そういえば、歯医者に行くのが楽しみだった。
自転車をぶっ飛ばして漕いで、漕いで、漕ぎまくって、ようやく着いた歯医者さん。予約の時間ぴったりもしくは3分ほど遅れての到着。もうこれは、私にとって「達成感」以外の何者でもない。だって着いたんだから。漕いで漕いでようやく着いた、この歯医者さん。とっても嬉しいんです。だから、「遅刻」にはしないでおこうと思うのです。笑
さて、無事の到着を経て、順番を待つ。この時間も私にとって歯医者さんを満喫する大事な時間。その歯医者さんに置いてある雑誌などの読み物たち。普段の私は雑誌を買って読まないし、本屋で立ち読みもしない。買って読むほど、雑誌の情報を欲しいと思わないし、立ち読みは大の苦手。雑誌を両手で広げながらページをめくる行為を、私の手や腕が苦手としているのだ。だから、雑誌を立ち読みする人たちって器用だなあって、実は思っています。そんな私にとって、空白の時間に座って雑誌が読める。しかも買わないで。しかも膝の上に広げて読める。これほど雑誌を読みやすい環境がありますでしょうか?だから私は、歯医者さんでの待ち時間が、好きだ。

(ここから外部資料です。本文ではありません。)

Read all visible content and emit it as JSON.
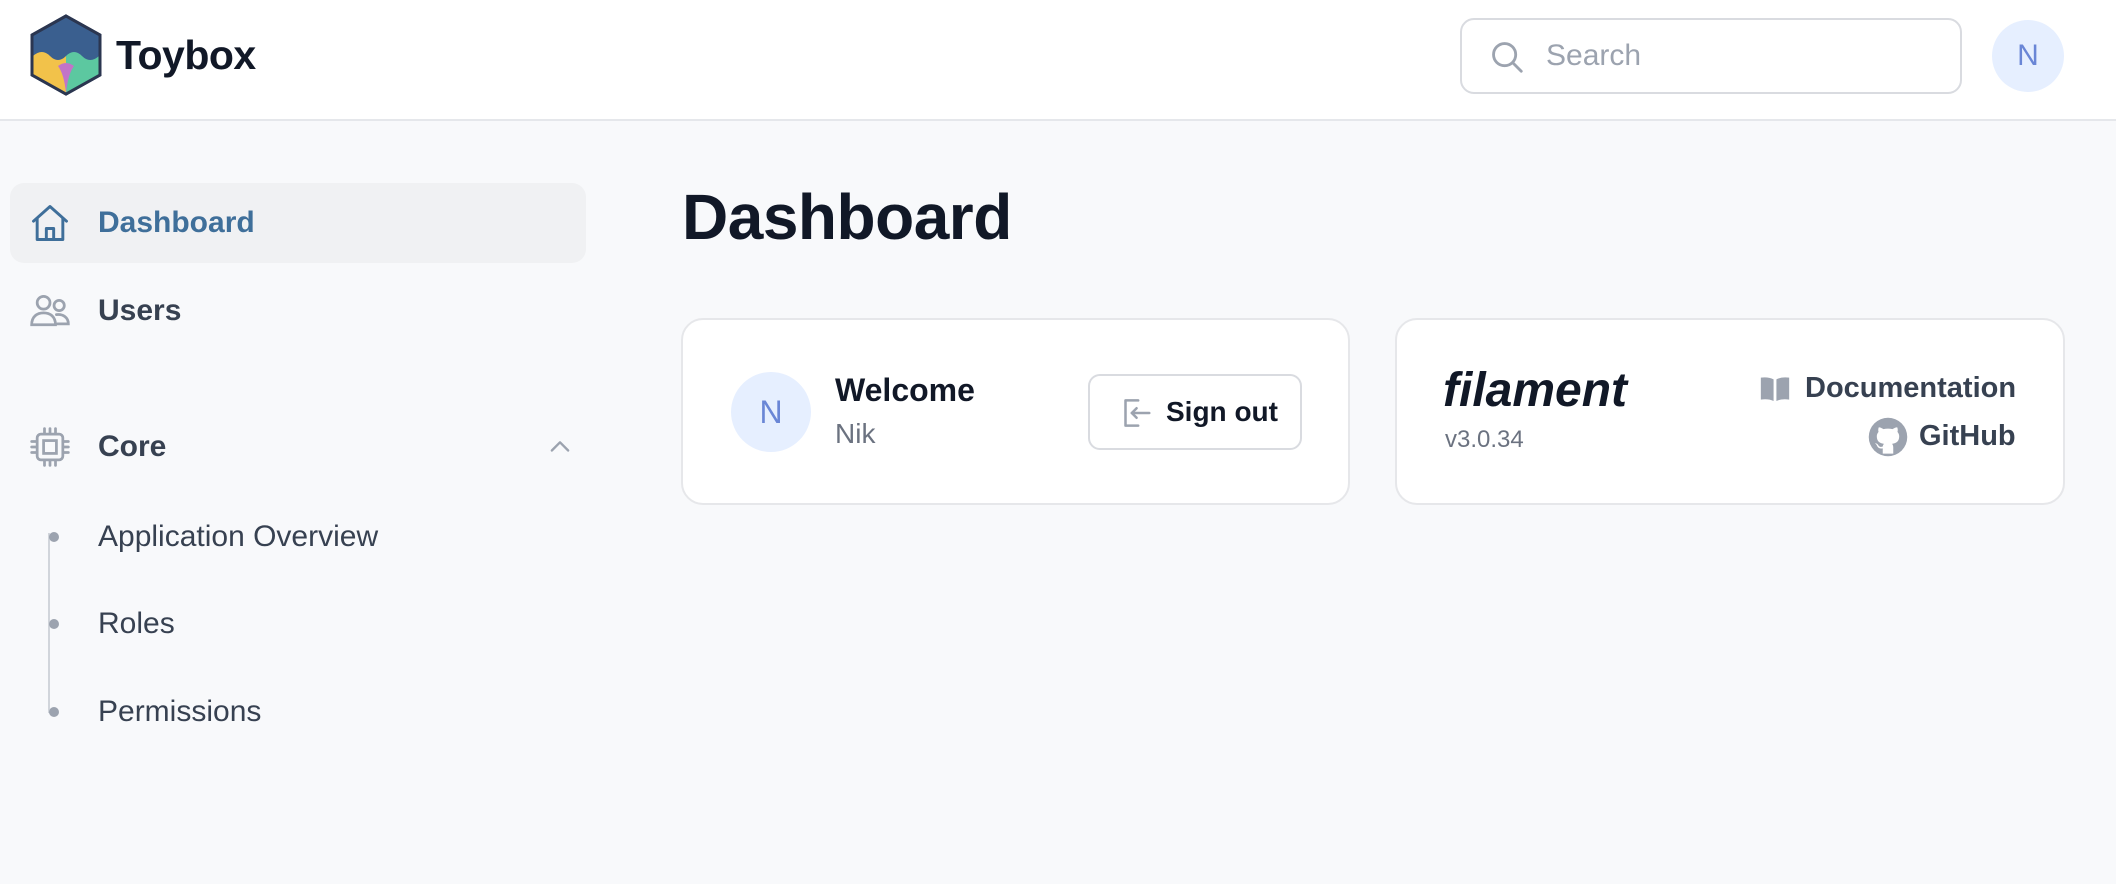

とは言っても、最初に言ったように私はぴったり もしくは ちょい遅刻で到着するので、言ってもそんなに待ち時間はない。あったとしてもその時間の量でいうと、雑誌を選び、席に戻り、ページをペラペラペラとめくり、「ヘェ〜」と思っていると呼ばれる。あ、もうちょっと読みたかったな。そう思うので、次に歯医者さんに来る時も私の楽しみになるのだ。
そしていよいよ診察へ。
「先生が来るまで少々お待ちください。」この時間がとってもワクワクする。何がワクワクするって、別に診察自体がワクワクするわけはなく、先生に会えるからというわけでもない。私がワクワクする理由。それは、普段座ることのない大きな特別仕様の椅子に座り、目の前にはお口をクチュクチュするスペースがあり、バイキンマンのぬいぐるみが飾られている。この光景を見ること、このスペースに自分一人が座っていることがワクワクなのだ。ここに、いる。座っている。見ている。ワクワクしちゃう。

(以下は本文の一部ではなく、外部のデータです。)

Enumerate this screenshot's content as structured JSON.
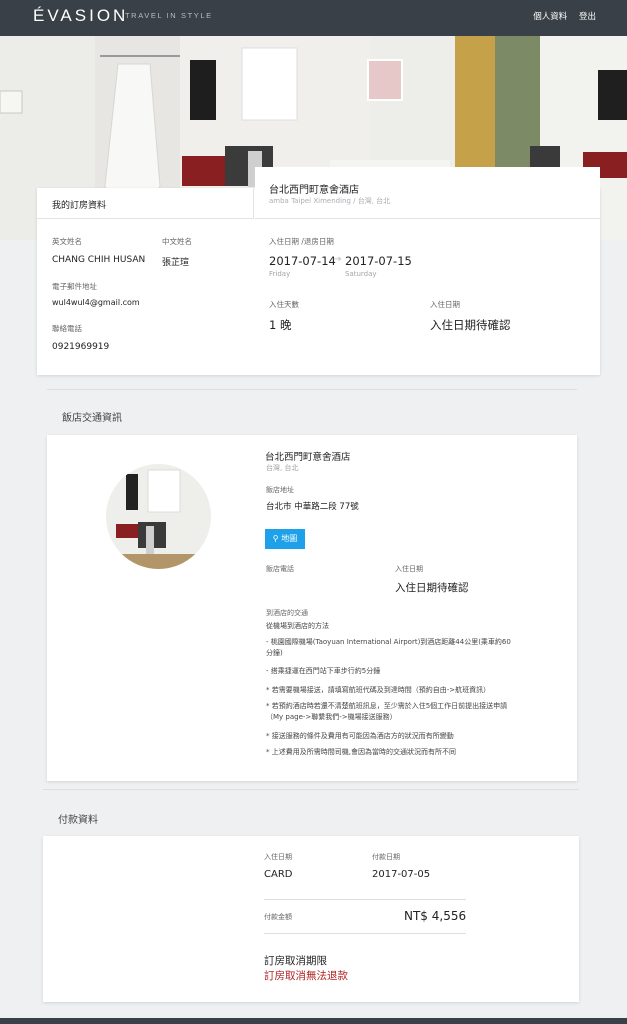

そして先生が来て「お待たせしました〜」と言われるが、いえいえ、全然待ってませんよ〜^^。お口をこれでもかと開け、チクチクしながらも脱力。血の味を感じながらお口をクチュクチュしてフィニッシュ。待合室に戻り「〇〇さん」と呼ばれ会計をして自転車の元へ。
そうか、私は歯医者さんが好きなんじゃないんだな。雑誌が読めたり、「〇〇さん」って自分の順番が来たり、「ここでお待ちください」と言われたり、、、そういったことや時間が好きなわけで、「私の歯にされること」が好きなんじゃない。
私が好きなのは、自分がその歯医者さんで存在していること。
「存在していること」が好きなんだ、きっと。
車から見える景色の中にある町のお医者さん。その名も「△△耳鼻科」。
…あれ?私、なんで歯医者さんの光景が浮かんでたんだろ?
こうやって、見えているモノと頭の中にあるモノ。違うモノなのに自分の認識では同じモノってこと、ありませんか?